The cost of an IP is probably going to be much less than the cost of trading when insolvent.

Continuing to trade when you know you are insolvent is illegal. The law is absolutely crystal clear on this point and ignoring it can open up a whole world of expensive pain at a later date. What company directors may not realize, until it is too late, is that getting a good insolvency practitioner on board early may actually mean a company can avoid liquidation, for example by moving into pre-pack administration or a company voluntary agreement. Even if not, IPs can help to make the path to liquidation as smooth as possible.

IPs will ensure regulatory compliance, which will be included in the cost of their fees

Liquidation is a process and some of the steps involved are laid down in law.

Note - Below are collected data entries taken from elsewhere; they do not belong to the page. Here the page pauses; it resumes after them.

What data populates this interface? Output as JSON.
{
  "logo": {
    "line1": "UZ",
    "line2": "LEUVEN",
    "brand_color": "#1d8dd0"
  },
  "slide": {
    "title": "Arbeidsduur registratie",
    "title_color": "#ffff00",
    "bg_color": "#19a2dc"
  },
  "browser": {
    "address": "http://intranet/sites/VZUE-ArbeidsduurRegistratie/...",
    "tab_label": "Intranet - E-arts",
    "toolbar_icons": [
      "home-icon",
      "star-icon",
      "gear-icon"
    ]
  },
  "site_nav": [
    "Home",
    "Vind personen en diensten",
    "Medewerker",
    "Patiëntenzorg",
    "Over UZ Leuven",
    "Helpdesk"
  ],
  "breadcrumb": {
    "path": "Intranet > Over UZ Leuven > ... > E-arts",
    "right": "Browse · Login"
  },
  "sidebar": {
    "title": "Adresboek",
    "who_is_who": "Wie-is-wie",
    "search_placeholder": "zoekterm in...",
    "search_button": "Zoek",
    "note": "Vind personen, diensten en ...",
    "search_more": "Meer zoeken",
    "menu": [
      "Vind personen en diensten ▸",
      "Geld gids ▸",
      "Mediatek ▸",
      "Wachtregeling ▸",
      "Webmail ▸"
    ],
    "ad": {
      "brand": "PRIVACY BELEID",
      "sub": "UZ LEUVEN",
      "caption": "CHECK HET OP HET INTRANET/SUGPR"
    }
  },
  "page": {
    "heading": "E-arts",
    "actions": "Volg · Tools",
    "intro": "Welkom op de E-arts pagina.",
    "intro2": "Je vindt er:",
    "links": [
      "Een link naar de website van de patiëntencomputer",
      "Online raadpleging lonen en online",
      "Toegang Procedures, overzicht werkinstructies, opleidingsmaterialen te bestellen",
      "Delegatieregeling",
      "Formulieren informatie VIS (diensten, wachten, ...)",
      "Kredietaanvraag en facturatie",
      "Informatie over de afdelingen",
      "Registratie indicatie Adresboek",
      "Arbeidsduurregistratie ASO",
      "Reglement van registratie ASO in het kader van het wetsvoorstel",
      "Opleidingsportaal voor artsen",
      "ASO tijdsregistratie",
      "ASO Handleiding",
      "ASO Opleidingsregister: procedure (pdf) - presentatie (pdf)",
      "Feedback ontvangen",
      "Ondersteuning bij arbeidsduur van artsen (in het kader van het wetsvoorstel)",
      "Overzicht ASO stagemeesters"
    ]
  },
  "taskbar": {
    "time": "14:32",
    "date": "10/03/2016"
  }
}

IPs will make sure that all legal obligations are met both in full and as painlessly as possible. For example, an IP will be mandated to investigate whether the behaviour of the company directors could be reasonably construed as unethical. While it is their legal and ethical duty to be thorough in their investigations, good IPs will also exercise tact and sensitivity and will attempt to accommodate the directors’ other responsibilities when arranging interviews with them. In addition to all of this, the job of an IP may involve them wearing many different hats such as an Officer of the Court, a supervisor of a voluntary arrangement, a Trustee, an administrator and/or a liquidator.

The cost of an IP will depend on who you hire and what they need to do

IPs based in the big accounting companies tend to charge much higher fees than their independent counterparts, but they also tend to have the skills and experience to deal with challenging situations such as the liquidation of major corporations, which may come under significant scrutiny from all kinds of angles starting with the press and moving on to regulators and even MPs. This is way above and beyond what is usually required to wind up an SME. The fees charged by independent IPs will depend on various factors, including the geographical area in which they work, the level of skill involved and the number of hours worked (and by whom) and whether or not the nature of the work is likely to expose them to danger. With regards to this last point, it’s worth remembering that liquidation can be an emotionally-charged situation and IPs can find themselves on the receiving end of people’s frustrations. IPs fees can be set at an hourly rate, stated as a flat fee or calculated as a percentage of realizations.

IPs can provide advice which is literally invaluable

He who pays the piper calls the tune. An IP appointed by a company’s creditors will look out for their employer’s best interests and will do whatever they can to recover as much money as possible, including exploring all avenues to make directors personally liable for company debts. By contrast, an IP appointed by a company’s directors will give as much help and guidance as they legally can so that directors can avoid being saddled with personal liability for company debts.